Any idea what price might cause a change of ownership?


----------



## clay.autery (Feb 3, 2018)

Wexlerbob said:


> I have 2 currently unused TiVo Bolt 500.
> I have been advertising the for $125.
> All I hear is crickets.
> Any idea what price might cause a change of ownership?


Does it have a remaining obligation on it? Has it ever been activated? One that was activated at least 30 days and does NOT have a balance due against its TSN would be worth more to me than a new one simply because I could activate it as a month to month, no obligation machine.

Or is it New in Box with original shrink wrapped, never been opened?


----------



## Wexlerbob (Apr 4, 2015)

clay.autery said:


> Does it have a remaining obligation on it? Has it ever been activated? One that was activated at least 30 days and does NOT have a balance due against its TSN would be worth more to me than a new one simply because I could activate it as a month to month, no obligation machine.
> 
> Or is it New in Box with original shrink wrapped, never been opened?


I used both for a year. 
They are not currently activated and are not under any obligation. I made sure when I had them disconnected that they could be sold and the new owner could do as he wished.


----------



## kpfleming (Dec 23, 2003)

You might want to edit the initial post where it says they are 'unused'


----------



## Tony_T (Nov 2, 2017)

Looks like 500GB w/o a plan have been selling for $75-$100 on eBay.
Here's an ebay seach for Sold 500GB Bolts:
tivo bolt in Home DVRs and Hard Drive Recorders | eBay


----------



## jrtroo (Feb 4, 2008)

Criagslist values are far lower than eBay for these boxes.

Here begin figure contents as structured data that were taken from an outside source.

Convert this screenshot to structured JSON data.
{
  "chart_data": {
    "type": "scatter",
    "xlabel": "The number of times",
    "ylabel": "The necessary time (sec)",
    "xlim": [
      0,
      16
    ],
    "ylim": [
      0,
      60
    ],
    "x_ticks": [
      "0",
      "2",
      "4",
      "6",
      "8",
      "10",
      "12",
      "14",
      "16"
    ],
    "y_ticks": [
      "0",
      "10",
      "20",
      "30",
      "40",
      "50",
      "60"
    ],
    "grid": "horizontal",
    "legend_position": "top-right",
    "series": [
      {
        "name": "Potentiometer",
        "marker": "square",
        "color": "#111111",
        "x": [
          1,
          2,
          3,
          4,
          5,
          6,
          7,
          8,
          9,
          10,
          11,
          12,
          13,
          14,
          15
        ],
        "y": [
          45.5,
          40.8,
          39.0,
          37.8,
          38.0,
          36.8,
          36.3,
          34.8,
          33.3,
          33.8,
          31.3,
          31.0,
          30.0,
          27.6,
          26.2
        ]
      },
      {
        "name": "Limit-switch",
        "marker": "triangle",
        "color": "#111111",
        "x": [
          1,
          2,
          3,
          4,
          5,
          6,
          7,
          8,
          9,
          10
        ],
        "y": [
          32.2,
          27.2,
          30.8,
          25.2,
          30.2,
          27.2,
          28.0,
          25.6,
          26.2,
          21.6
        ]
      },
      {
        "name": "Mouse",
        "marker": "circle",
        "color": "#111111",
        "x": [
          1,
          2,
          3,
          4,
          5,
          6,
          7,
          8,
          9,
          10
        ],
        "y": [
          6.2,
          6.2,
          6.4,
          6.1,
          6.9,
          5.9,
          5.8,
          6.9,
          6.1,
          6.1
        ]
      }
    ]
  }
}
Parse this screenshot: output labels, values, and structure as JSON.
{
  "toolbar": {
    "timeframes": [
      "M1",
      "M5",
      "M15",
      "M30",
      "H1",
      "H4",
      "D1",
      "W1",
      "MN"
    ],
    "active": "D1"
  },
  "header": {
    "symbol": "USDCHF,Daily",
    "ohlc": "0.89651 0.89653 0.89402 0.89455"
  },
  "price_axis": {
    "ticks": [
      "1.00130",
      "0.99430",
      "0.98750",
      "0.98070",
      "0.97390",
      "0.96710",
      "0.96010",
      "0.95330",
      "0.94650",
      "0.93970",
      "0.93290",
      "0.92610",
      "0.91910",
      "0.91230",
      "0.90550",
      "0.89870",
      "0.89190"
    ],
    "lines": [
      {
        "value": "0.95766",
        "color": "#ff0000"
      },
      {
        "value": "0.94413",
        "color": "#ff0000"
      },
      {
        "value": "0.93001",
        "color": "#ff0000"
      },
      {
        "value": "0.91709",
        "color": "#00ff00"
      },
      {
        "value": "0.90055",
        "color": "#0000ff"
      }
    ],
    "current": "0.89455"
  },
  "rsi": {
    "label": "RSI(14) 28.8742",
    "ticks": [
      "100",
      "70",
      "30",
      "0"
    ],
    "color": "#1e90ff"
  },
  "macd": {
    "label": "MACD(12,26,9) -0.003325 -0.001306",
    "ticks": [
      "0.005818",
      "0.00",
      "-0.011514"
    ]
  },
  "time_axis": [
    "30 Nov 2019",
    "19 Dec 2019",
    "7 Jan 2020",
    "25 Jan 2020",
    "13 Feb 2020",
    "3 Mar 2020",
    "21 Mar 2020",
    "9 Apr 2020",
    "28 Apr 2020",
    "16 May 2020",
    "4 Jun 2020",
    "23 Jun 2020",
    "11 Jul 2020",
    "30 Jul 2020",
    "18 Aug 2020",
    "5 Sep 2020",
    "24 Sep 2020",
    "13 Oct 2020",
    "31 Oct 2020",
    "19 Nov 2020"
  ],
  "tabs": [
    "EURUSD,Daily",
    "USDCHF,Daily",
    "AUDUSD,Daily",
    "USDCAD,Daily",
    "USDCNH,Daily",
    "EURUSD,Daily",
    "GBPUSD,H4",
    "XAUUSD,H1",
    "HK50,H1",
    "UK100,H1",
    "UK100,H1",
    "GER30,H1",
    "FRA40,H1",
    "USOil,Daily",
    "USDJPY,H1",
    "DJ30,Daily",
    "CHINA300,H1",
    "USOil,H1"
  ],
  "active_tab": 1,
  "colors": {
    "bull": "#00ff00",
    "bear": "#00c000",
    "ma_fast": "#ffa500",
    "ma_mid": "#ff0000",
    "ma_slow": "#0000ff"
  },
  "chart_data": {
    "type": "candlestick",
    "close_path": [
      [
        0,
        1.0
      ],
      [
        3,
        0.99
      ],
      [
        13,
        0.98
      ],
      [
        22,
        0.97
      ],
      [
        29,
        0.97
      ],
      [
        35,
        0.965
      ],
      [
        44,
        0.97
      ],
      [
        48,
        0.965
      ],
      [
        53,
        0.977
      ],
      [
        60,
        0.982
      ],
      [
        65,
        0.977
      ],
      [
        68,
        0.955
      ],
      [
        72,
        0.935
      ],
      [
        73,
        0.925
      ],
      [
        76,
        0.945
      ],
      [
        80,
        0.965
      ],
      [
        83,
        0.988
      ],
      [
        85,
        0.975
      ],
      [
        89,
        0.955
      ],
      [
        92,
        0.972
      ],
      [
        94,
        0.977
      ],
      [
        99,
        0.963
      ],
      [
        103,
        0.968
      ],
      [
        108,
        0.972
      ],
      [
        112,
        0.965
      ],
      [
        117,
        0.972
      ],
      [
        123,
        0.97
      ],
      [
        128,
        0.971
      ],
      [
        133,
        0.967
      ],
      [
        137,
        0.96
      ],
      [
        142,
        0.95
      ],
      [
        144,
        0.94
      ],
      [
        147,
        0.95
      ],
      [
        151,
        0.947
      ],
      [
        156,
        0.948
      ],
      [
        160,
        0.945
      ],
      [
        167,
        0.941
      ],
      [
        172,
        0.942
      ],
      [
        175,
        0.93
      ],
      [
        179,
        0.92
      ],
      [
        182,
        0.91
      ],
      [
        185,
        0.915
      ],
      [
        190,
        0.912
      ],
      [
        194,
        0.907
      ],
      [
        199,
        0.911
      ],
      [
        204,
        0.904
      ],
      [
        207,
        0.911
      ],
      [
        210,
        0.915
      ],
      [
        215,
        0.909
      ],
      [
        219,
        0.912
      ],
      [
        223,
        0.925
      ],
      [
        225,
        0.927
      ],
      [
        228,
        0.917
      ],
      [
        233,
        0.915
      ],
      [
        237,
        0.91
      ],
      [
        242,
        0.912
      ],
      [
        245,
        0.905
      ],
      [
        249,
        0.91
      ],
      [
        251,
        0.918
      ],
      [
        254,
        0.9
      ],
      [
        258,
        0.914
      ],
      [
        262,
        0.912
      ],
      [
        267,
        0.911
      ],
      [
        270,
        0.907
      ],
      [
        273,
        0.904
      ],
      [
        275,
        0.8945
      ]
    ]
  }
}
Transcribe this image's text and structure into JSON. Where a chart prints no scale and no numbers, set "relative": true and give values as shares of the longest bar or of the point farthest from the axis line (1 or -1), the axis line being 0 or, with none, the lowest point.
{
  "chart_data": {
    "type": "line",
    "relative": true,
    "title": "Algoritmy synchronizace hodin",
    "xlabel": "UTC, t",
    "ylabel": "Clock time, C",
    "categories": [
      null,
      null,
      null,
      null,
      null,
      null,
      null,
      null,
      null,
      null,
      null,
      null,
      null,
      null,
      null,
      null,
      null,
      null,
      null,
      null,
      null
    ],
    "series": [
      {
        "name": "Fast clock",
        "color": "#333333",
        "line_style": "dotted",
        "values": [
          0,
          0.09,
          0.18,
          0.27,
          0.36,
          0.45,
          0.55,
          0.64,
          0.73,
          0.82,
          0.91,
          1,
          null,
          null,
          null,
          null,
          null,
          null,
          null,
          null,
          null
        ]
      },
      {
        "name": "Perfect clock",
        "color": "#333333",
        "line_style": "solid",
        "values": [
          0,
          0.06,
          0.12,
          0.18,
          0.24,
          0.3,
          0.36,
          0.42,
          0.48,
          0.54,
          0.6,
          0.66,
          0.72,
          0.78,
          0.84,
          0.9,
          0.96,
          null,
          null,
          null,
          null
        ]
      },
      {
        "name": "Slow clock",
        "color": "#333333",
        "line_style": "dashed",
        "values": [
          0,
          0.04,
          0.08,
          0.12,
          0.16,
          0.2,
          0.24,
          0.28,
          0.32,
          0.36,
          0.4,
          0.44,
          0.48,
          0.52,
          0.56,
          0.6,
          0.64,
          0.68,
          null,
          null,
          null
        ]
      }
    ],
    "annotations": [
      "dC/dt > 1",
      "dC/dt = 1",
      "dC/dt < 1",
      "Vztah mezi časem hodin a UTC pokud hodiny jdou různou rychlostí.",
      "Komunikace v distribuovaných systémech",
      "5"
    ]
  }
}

New they are ~190.


----------



## aaronwt (Jan 31, 2002)

Wexlerbob said:


> I have 2 TiVo Bolt 500 that I no longer use.
> I used them for a year, then deactivated both of them.
> I verified they could be sold with no remaining obligation.
> I have been advertising the for $125.
> ...


I had two of the same type as well. I traded the first one in to Amazon this past November. They were offering up to $82. But I only got $61 since I had a bunch of scratches on the top. I still have another one I need to trade it.

The Amazon traded in route was just easier to deal with. Ebay and paypal and shipping take a huge cut from the sale price now. With Amazon they send me a prepaid label, and I quickly get money in Amazon credit. I'm hoping that I can still trade in my second one. Since I should have done it six weeks ago. But I haven't checked to see what the prices are like recently at amazon.

EDIT: Crap!! It looks like they don't list the Bolt anymore as product that can be traded in at Amazon. I knew I should have done it six weeks ago instead of procrastinating.

Although I might try selling it on Amazon. It looks like the used ones are going for around $90. And I can still get payment in Amazon credit. And it's easier to deal with than eBay.


----------



## shwru980r (Jun 22, 2008)

Wexlerbob said:


> I have 2 TiVo Bolt 500 that I no longer use.
> I used them for a year, then deactivated both of them.
> I verified they could be sold with no remaining obligation.
> I have been advertising the for $125.
> ...


Start the bidding at $30 and hope it gets above $50. You might get more if you sell the remote, power supply and hard drive separately.


----------